Murat : Pas toujours parce que c’est une très grande ville. Istanbul a un héritage culturel aussi riche qu’un pays. Le film montre une très petite portion de la scène musicale d’Istanbul mais je pense que Fatih AKIN est très sincère. Il a été élevé en Allemagne mais il a des racines turques. Il est venu à Istanbul pour l’explorer et a vraiment apprécié de jeunes groupes, parmi lesquels BaBa ZuLa. Il a demandé leurs influences à ces groupes qui ont cité des musiciens d’une génération plus ancienne, et il a inclus ces musiciens dans son film. Je pense que c’est un très bon début pour la scène musicale d’Istanbul mais bien entendu, ce n’est pas complet.

Comment a-t-il procédé pour choisir les musiciens ? Est-ce qu’il connaissait cette scène ? Est-ce que vous l’avez aidé ?

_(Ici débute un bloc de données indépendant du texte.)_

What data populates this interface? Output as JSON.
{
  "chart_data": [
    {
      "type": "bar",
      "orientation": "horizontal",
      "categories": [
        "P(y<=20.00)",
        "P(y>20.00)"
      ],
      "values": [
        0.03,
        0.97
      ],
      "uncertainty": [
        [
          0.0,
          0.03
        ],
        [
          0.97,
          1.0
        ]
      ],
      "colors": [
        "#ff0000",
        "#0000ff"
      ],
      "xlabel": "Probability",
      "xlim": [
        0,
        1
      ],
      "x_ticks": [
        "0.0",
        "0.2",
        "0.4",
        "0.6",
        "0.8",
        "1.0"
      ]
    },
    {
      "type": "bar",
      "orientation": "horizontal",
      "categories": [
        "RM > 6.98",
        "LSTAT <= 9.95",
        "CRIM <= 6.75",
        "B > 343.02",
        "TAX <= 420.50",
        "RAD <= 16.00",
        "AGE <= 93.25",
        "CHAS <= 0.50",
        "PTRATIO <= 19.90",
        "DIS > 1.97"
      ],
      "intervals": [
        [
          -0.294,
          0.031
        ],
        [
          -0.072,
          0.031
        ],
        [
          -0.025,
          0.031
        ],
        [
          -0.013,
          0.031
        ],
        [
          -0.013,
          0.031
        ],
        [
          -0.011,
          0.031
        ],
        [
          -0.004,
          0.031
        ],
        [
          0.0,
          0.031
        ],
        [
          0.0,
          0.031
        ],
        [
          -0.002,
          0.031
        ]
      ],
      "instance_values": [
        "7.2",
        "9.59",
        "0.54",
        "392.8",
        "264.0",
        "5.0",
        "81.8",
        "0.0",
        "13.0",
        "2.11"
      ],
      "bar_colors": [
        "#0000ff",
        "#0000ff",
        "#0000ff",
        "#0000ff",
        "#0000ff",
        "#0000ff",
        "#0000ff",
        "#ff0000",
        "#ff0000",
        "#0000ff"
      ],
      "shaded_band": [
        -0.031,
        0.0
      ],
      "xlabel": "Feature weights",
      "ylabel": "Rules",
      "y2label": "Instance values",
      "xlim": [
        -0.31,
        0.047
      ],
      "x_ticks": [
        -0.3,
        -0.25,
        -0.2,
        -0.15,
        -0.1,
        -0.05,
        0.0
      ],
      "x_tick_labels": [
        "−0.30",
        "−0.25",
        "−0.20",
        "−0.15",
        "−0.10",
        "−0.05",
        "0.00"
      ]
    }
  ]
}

Murat : Je lui ai juste donné un conseil, car je ne voulais pas le diriger. Je lui ai dit de filmer une fille qui jouait du saz dans la rue, car il cherchait un musicien de rue et j’avais vu cette petite fille. Je pense que c’est très important, car nos musiciens de rue, à Istanbul, deviennent de plus en plus des joueurs de guitare et il y avait cette petite fille qui était la fille d’un musicien de rue aveugle ; je lui ai dit de filmer ça.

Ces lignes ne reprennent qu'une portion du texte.